I jumped high and whipped around, dropping into a crouch, aiming the only weapon I had—my cell phone in flashlight mode—directly at the intruder.
“Who are you?” I countered, backing toward the corner where the tools stood. The man blocking my exit wasn’t huge, but even an average-sized man was a lot bigger than I was. If I could grab the poker, or even the shovel, I could do him enough damage so I could make my escape. I inched back, reaching behind me with my free hand.
“Felix Stanton,” the man said. “Northern Development.” He reached into his pocket and I grasped a tool. Whatever it was, it had to be better than nothing. “Here’s my card,” he said, holding the flat rectangle in my direction. “Are you a real estate agent? Because I’ve already talked to the family.”
Everything fell into place. I looked back at the tool I’d grabbed. A leaf rake. Well, it might have worked. “Minnie Hamilton,” I said, taking his card. It was made of thick paper stock and was emblazoned with a logo so professional I almost asked him for the name of his graphic designer. Then I shoved the designed-to-impress card into my coat pocket and looked at Felix. Or tried to; the light was so poor that all I was seeing was a silhouette in the doorway. “Let’s go outside.”

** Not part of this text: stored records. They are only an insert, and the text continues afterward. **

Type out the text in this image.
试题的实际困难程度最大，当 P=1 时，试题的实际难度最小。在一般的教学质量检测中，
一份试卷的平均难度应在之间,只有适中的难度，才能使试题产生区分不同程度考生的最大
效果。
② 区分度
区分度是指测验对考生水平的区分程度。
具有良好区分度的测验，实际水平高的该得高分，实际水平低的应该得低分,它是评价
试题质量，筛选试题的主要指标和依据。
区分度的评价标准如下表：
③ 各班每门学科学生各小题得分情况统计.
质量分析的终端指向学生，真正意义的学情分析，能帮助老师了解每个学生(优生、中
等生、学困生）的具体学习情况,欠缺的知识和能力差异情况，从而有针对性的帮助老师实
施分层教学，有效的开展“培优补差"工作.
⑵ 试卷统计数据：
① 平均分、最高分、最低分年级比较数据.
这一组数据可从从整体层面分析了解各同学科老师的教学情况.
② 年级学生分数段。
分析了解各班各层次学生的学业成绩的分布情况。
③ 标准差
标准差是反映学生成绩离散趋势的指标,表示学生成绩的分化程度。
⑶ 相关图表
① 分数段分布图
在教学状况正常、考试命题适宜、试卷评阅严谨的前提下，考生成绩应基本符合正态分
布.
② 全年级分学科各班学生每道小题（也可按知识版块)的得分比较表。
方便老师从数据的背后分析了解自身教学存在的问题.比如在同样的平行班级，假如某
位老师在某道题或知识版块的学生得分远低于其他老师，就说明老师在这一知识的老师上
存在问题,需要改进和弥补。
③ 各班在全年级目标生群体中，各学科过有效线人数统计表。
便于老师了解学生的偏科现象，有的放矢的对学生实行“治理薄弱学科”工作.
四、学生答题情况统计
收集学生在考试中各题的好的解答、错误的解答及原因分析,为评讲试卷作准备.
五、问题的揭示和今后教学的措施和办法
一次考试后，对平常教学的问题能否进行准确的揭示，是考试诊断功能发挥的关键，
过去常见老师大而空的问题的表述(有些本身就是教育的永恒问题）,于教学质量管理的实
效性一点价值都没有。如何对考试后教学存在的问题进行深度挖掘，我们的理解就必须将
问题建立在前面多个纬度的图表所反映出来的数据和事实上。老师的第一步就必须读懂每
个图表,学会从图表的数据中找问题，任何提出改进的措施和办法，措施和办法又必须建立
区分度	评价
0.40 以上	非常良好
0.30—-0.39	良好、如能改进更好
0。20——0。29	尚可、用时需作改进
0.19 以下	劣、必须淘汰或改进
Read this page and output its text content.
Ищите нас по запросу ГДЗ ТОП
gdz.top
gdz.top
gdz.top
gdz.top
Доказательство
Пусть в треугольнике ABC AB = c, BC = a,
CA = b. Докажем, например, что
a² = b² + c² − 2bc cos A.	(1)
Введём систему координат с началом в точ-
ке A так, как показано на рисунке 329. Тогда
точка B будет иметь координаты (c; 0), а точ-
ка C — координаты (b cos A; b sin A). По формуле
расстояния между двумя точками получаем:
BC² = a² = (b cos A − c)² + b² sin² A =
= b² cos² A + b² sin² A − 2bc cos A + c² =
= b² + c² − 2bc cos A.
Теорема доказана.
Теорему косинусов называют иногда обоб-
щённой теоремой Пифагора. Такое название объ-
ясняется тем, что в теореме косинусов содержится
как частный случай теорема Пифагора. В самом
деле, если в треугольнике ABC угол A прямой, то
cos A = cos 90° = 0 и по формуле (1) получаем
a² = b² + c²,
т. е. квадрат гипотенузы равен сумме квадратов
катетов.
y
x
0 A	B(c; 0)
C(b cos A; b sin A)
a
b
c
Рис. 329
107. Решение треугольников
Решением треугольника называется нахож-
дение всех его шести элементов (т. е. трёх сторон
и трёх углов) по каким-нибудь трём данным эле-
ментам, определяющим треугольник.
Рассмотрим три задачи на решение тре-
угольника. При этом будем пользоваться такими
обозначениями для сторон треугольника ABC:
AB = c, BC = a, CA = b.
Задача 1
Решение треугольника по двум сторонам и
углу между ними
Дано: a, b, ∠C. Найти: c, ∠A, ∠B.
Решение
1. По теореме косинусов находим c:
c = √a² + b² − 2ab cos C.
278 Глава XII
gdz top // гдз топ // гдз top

“What? Oh, sure.” He walked out and my shoulders released a bit of tension. My brain hadn’t really thought I was under attack, but my tummy had been concerned.
Outside, the sky was still blue and the air still fresh. I’d probably only been in the shack for ten minutes, but time had shifted while I was in there and I wouldn’t have been surprised to see a complete change of seasons and different decade.
Felix Stanton looked to be in his early fifties. He was about five foot ten, broad-shouldered, broad-faced, and had a little bit of a paunch. His cloth driver’s hat, a canvas jacket, navy blue pants, and leather hiking boots looked comfortable and expensive. He also looked familiar.